SPINEL  LHERZOLITE

 

Here's a sample of mantle rock.  This spinel lherzolite is a xenolith nodule in basalt lava that was erupted from the Mt. Leura Volcano in Victoria, Australia.  The rock was plucked from deep wall rocks during the ascent of basaltic magma during the Late Pleistocene.  Published research on xenoliths from this locality indicates they are from the lithospheric mantle (below the Moho & above the asthenosphere).  The spinel lherzolite itself is a variety of peridotite, an ultramafic, intrusive igneous rock.  It has greenish forsterite olivine, blackish pyroxene, and dark spinel.

 

Locality & geology - Mt.
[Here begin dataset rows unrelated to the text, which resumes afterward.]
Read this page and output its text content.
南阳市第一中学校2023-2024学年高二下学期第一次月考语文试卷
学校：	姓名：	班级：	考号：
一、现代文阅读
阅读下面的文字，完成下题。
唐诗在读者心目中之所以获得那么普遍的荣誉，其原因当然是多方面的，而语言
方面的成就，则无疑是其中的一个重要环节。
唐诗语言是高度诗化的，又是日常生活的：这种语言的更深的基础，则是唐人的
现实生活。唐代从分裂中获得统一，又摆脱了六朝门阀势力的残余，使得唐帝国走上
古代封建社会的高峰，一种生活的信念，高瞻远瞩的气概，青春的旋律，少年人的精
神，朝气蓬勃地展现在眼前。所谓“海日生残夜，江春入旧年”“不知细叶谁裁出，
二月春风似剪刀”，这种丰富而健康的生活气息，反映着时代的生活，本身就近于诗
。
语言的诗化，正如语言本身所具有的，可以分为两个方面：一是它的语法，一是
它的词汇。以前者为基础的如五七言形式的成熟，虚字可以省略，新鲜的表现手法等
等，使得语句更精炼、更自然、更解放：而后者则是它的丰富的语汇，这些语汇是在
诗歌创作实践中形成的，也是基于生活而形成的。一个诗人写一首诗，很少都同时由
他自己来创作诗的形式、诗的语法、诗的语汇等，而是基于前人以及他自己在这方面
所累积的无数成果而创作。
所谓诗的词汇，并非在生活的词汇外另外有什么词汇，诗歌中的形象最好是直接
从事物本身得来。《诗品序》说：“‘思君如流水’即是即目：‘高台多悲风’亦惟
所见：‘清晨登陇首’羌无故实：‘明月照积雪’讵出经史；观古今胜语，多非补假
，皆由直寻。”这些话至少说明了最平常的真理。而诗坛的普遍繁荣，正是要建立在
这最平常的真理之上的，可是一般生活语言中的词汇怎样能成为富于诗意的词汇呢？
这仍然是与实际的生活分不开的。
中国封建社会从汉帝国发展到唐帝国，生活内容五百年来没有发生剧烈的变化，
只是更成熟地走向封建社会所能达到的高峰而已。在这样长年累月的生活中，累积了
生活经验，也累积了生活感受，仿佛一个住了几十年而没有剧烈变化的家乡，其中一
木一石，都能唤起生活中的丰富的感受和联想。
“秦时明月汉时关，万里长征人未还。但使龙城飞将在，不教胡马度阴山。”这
Leura Complex, a maar/tuff-ring volcano in the Newer Volcanics Province (a Jurassic to Quaternary magmatic province in southeastern Australia having intermittent, low-volume eruptive activity), eastern side of town of Camperdown, southwestern Victoria, southeastern Australia.

 

Age - spinel lherzolite xenolith is Neoproterozoic in age; the surrounding basalt lava is late Late Pleistocene in age (22 ky).

 

Spinel lherzolite (wet, cut surface; 5.8 cm across at its widest) - a Neoproterozoic-aged mantle xenolith in Pleistocene basalt from Mt. Leura, Victoria, Australia.  The lava & enclosed xenolith were erupted about 22 thousand years ago.